«Contro il disagio giovanile serve coraggio politico»

Per far fronte ai recenti episodi di violenza giovanile e, soprattutto, per arginare il fenomeno in futuro, perché non consentire a livello locale e regionale spazi fisici d’incontro in cui i ragazzi possano incontrarsi «in presenza» nel rispetto di determinate norme sanitarie? A proporre questo cambio di paradigma rispetto al problema del disagio giovanile è il PLR, secondo cui questa soluzione potrebbe rivelarsi vincente nel porre un freno al malessere e nell’aprire un dialogo costruttivo.

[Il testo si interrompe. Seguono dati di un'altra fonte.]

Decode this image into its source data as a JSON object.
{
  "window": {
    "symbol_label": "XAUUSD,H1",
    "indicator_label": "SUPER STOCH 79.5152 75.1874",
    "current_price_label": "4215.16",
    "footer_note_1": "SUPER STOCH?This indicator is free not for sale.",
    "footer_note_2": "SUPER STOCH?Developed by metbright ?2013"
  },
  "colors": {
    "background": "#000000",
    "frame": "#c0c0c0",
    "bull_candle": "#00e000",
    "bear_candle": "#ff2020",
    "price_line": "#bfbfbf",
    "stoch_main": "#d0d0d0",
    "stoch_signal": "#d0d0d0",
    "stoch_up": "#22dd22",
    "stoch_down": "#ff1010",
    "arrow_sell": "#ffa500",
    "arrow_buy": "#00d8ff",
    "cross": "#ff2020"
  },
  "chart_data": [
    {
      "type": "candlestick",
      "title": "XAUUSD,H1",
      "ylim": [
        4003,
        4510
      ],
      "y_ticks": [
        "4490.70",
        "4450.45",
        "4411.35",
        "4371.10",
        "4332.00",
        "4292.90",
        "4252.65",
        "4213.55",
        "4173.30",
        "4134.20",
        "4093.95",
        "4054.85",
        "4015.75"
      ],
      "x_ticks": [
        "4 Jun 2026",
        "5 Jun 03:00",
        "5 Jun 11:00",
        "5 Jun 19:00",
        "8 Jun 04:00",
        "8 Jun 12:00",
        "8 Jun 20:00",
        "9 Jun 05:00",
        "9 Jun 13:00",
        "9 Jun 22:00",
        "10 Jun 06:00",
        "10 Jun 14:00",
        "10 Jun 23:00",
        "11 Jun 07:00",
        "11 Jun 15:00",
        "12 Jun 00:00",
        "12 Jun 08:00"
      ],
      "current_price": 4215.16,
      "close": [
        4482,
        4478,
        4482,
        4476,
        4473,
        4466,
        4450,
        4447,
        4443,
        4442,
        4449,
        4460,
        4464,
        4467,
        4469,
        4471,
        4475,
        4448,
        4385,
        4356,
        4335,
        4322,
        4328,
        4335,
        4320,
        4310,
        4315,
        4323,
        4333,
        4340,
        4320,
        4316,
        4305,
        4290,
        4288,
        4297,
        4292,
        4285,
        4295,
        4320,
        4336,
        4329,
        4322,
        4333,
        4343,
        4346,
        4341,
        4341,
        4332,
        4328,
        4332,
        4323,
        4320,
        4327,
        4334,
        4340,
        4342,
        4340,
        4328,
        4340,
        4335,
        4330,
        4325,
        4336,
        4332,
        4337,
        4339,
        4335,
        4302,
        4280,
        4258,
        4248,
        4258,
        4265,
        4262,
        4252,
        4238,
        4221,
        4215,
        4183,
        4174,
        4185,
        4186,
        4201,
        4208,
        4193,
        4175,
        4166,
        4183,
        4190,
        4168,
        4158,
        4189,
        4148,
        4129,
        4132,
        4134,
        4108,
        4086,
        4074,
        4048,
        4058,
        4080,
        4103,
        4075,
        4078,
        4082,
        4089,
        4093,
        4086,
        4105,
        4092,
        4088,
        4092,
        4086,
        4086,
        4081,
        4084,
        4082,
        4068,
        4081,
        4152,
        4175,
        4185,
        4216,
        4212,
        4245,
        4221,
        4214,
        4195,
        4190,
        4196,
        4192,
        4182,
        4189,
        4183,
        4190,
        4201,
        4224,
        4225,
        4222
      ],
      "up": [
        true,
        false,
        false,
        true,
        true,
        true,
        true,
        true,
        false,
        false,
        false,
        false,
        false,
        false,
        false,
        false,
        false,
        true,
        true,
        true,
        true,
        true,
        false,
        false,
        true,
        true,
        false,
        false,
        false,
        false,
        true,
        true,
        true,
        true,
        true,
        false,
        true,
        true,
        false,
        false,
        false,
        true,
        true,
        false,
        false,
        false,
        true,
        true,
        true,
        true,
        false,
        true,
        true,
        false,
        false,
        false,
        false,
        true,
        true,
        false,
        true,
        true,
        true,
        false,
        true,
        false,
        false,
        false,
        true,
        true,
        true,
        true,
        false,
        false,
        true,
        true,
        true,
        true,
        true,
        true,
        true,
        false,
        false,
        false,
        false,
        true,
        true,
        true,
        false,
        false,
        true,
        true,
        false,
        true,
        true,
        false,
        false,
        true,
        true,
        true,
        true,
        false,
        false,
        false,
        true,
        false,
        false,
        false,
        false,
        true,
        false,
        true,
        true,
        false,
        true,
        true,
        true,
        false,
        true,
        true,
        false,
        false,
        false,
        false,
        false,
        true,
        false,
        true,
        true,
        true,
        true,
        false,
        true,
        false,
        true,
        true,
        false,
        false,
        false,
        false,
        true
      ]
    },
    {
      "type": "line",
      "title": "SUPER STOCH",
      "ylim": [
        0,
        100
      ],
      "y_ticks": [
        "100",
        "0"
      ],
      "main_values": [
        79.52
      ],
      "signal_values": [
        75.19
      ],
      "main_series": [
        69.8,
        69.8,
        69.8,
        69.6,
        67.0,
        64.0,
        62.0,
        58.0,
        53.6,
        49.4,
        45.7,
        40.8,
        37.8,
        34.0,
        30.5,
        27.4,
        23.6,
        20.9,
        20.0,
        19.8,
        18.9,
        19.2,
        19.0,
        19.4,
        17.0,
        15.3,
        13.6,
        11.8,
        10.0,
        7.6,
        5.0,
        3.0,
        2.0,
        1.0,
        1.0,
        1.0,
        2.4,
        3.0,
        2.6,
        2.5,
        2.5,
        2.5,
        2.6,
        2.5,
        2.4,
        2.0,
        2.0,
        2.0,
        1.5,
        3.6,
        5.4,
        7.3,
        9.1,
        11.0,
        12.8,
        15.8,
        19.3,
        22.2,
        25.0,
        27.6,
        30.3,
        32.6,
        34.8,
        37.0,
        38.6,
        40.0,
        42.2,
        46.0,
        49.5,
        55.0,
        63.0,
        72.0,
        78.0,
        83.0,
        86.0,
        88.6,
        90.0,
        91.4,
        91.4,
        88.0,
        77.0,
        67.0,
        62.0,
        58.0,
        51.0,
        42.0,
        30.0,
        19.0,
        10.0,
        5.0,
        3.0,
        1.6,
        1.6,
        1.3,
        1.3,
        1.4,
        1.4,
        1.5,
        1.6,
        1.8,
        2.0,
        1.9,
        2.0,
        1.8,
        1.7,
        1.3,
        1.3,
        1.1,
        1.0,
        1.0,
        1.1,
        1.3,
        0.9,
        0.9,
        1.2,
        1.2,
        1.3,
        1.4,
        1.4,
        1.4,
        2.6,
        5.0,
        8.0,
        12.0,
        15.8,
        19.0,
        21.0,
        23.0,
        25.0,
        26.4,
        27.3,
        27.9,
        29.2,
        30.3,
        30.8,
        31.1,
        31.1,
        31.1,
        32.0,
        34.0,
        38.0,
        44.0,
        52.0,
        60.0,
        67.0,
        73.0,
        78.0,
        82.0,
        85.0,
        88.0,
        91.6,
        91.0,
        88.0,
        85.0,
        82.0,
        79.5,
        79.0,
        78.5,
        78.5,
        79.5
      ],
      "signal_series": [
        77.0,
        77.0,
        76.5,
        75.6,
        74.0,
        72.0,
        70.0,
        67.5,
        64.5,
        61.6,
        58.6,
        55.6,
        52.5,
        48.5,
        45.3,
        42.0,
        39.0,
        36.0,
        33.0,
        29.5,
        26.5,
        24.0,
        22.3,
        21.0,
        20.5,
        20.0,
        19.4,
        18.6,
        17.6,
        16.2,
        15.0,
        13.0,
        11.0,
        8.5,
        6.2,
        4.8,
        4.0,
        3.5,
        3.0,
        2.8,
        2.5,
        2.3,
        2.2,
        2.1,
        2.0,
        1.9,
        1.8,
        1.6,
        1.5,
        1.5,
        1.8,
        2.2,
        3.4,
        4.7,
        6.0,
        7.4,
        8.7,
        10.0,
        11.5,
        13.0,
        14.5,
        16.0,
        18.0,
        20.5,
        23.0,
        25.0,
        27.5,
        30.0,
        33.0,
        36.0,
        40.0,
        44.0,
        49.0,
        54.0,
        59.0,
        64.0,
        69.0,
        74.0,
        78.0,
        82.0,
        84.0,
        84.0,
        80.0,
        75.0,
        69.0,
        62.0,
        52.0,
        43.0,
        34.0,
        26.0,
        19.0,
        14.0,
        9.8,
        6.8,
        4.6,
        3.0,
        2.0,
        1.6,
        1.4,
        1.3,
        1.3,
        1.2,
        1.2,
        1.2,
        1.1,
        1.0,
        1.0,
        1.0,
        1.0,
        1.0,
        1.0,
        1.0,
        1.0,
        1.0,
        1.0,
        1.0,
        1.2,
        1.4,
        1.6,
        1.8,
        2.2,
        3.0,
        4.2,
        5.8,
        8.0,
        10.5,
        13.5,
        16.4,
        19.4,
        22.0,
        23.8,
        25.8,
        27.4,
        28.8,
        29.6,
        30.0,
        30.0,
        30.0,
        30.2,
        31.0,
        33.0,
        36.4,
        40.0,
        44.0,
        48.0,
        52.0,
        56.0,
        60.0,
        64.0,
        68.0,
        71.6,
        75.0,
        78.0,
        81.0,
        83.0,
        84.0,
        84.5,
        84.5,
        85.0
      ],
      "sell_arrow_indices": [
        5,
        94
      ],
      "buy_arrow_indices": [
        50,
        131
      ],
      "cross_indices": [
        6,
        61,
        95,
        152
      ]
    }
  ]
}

Riappropriarsi della normalità
Il confinamento e le misure restrittive, rimarca il PLR in una missiva al Consiglio di Stato, hanno duramente colpito anche il benessere psicofisico dei ragazzi tra i 15 e i 25 anni. «Il disagio giovanile è uno dei segni più evidenti di questa pandemia che ha infettato i percorsi scolastici e formativi, le opportunità di lavoro e d’apprendistato, le relazioni interpersonali e i ritmi di crescita di moltissime e moltissimi giovani». E come spesso accade, la situazione può sfuggire di mano e degenerare. «La cronaca degli ultimi giorni ci dimostra come il bisogno di riappropriarsi della normalità sia istintivo e trasversale. Il raduno alla foce di Lugano, per esempio, è un segno che non possiamo leggere come una semplice sfida all’autorità, ma come l’espressione di un malessere comune che trova sfogo e conforto nell’aggregazione sociale», rimarca il partito. «La presenza di pochi, pochissimi facinorosi non può consentire a nessuno di liquidare questi fenomeni collettivi d’incontro come illegali nel loro complesso, e quindi da reprimere».


Nuove soluzioni
«La strategia annunciata mercoledì dal Cantone prevede sì il dialogo, ma per poi disperdere i giovani», rimarca, da noi raggiunto, il presidente del PLR Alessandro Speziali. Si parlava di un cambio di paradigma, e per il nostro interlocutore è giunto il momento di pensare a nuove soluzioni. E, perché no, anche coraggiose sul piano politico: «La nostra proposta punta sul dialogo per dar fiducia ai giovani. Si riconosce il loro bisogno di stare in compagnia e di aggregarsi. Se li disperdiamo e basta, il problema si sposta altrove ma non scompare». Da qui, appunto, il suggerimento di creare spazi di incontro, rinunciando a un’applicazione rigida e ferrea delle disposizioni in materia di assembramenti, e con una minima presenza di figure come docenti, educatori sociali e agenti di polizia. «L’obiettivo – precisa subito Speziali – non è creare un “campo di sorveglianza“ bensì un luogo in cui i ragazzi possano convergere. E potrebbe anche essere uno spazio dove giovani e istituzioni arrivano a parlarsi e a comprendersi». Insomma, l’idea di base è far diventare lo Stato una figura di confronto e non di scontro. E saranno gli stessi giovani «che si vedono compresi» a fare «la loro parte». L’immagine simbolo evocata da Speziali è una foto di un gruppo di giovani che chiacchiera con un paio di agenti seduti a terra con loro.
Agire ora prima che sia tardi
Parallelamente a un allentamento delle disposizioni sugli assembramenti, in queste zone si dovranno rispettare l’obbligo della mascherina e la distanza sociale. «Ci vogliono tolleranza e ragionevolezza», spiega il presidente del PLR. «De facto si riprodurrebbe la presenza che c’è in qualsiasi piazza ticinese». Il momento di agire, però, è adesso: «Ogni tanto mi sembra che si abbia paura di soluzioni come quella che proponiamo ma non delle statistiche che indicano chiaramente un aumento delle situazioni di forte disagio psicofisico. Se cominciamo a pensare alle misure e a discutere quando la pandemia sarà alle spalle sarà troppo tardi. O agiamo adesso con coraggio politico oppure il male aumenterà». Per quanto riguarda il coprifuoco evocato da alcuni esponenti politici, Speziali rimarca che «restare in casa non è la soluzione» e che una misura così drastica «cancellerebbe le possibilità di dialogo con e tra i ragazzi, confinandoli – ancora una volta – nei loro problemi».